Wir saßen auf dem Rasen und warteten auf den Bus zurück nach Hause. Auf der anderen Straßenseite stand ein Mann stark nach vorn gebeugt und wackelte, es ging ihm offenbar nicht gut. Wir überlegten, ob wir zu ihm gehen sollten und fragen ob er Hilfe braucht. Da kam ein Auto ziemlich flott mit einer Dame am Steuer und hielt vor dem Mann an. Wir dachten, dass er seine Frau über Handy um Hilfe gerufen hat. Die Frau stieg aus und setzte sich auf den Beifahrersitz. Der "kranke" Mann setzte sich behändig hinter das Steuer und brauste los. Er wäre wohl beleidigt gewesen, wenn wir ihm mitleidig Hilfe angeboten hätten.
Am Abend sahen wir im Fernsehen Bayern München gegen Werder Bremen. Wir hatten hier Satellitenfernsehen, der aber hauptsächlich auf Sport ausgerichtet war. Immerhin. In Australien darf man keine große Erwartungen hinsichtlich Fernsehprogramm haben.
Jetzt waren wir zwei Tage in unserem neuen Zuhause. Nach diesem Zeitraum haben wir uns üblicherweise eingelebt und kennen die nähere Umgebung. Der "Alltag" beginnt. An den ca. 10 verschiedenen Orten, an denen wir bisher gewohnt haben, haben wir unsere Alltags-Routinen entwickelt, die wir auch hier weiterführten: Wenn wir keinen Ausflug mit Bus oder Bahn geplant haben, mache ich nach dem Aufstehen am Morgen meinen Spaziergang und lerne so fast jede Straße und jeden Park kennen. Dann gehe ich weiter zum Supermarkt und kaufe frisches Brot/Brötchen und Kuchen, der als Frühstücksabschluss unbedingt erforderlich ist. Wenn ich zurückkomme, hat Gullan die Betten gemacht und alles vorbereitet. Jetzt ist es zwischen 10 und 11 Uhr und wir sind hungrig. Das folgende Frühstück mit Nescafé ist dann immer ein Höhepunkt. Danach lassen wir es ruhig angehen. Wir lesen, sitzen/liegen auf der Terrasse im Schatten oder sitzen am Computer. Die Temperaturen in Australien liegen Januar-April meistens so um die 28 Grad aber mitten am Tag brennt die Sonne so stark, dass der Aufenthalt draußen nicht so angenehm ist. Bei Ausflügen lässt sich das nicht vermeiden, aber das gehört dazu und man gewöhnt sich daran. Ich mag die Wärme und fühle mich wohl wenn ich verschwitzt zurück komme. Fast wie nach der Sauna, nur nicht so extrem.

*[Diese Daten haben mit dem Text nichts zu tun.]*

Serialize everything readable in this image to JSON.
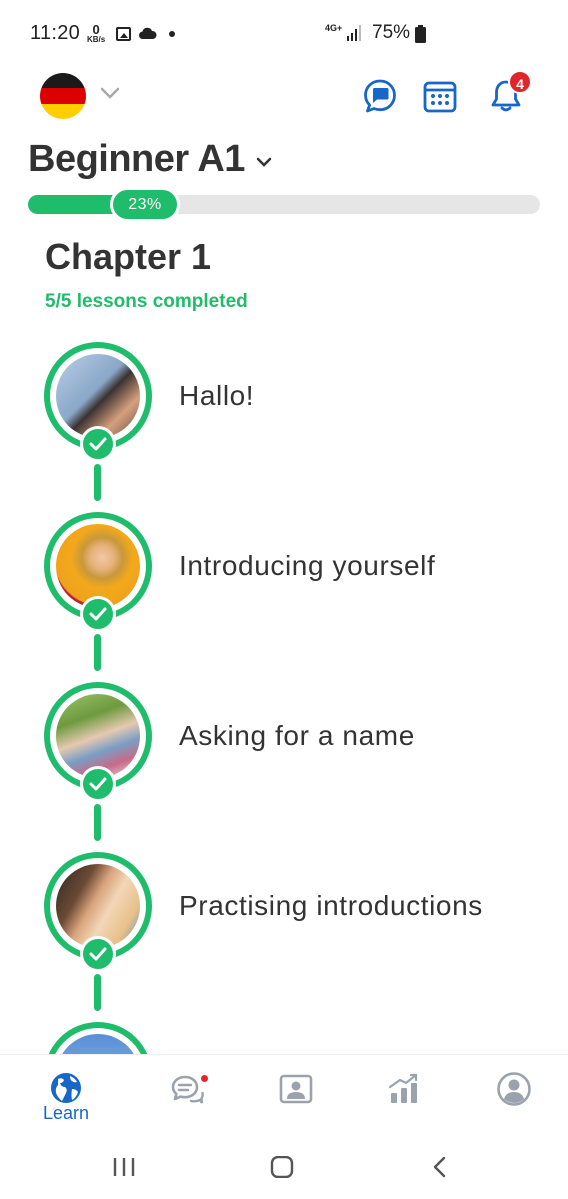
{
  "status_bar": {
    "time": "11:20",
    "data_rate_value": "0",
    "data_rate_unit": "KB/s",
    "network": "4G+",
    "battery": "75%"
  },
  "header": {
    "language_flag": "germany-flag",
    "notification_count": "4",
    "icons": [
      "chat-bubble-icon",
      "calendar-icon",
      "bell-icon"
    ]
  },
  "course": {
    "title": "Beginner A1",
    "progress_label": "23%",
    "progress_value": 0.23
  },
  "chapter": {
    "title": "Chapter 1",
    "subtitle": "5/5 lessons completed"
  },
  "lessons": [
    {
      "label": "Hallo!",
      "completed": true
    },
    {
      "label": "Introducing yourself",
      "completed": true
    },
    {
      "label": "Asking for a name",
      "completed": true
    },
    {
      "label": "Practising introductions",
      "completed": true
    }
  ],
  "bottom_nav": {
    "items": [
      {
        "label": "Learn",
        "icon": "globe-icon",
        "active": true
      },
      {
        "label": "",
        "icon": "chat-icon",
        "active": false
      },
      {
        "label": "",
        "icon": "teacher-icon",
        "active": false
      },
      {
        "label": "",
        "icon": "stats-icon",
        "active": false
      },
      {
        "label": "",
        "icon": "profile-icon",
        "active": false
      }
    ]
  },
  "colors": {
    "accent_green": "#1fbd6b",
    "accent_blue": "#1766c8",
    "badge_red": "#e0262a",
    "text_dark": "#333333"
  }
}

Eines der großen Vorteile mit einem ständig warmen Wetter ist das bequeme Ankleiden vor dem Verlassen der Wohnung: Sandalen an und Schirmmütze sowie Sonnenbrille auf, das ist alles. Kurze Hose und T-shirt hat man ja bereits an. So laufen hier alle ´rum, propere Kleidung tragen nur Angestellte in den großen Städten. Dort ist es dann schon komisch, alle diese dunkelgekleideten Schlipsträger in der Mittagspausenhitze herumlaufen zu sehen.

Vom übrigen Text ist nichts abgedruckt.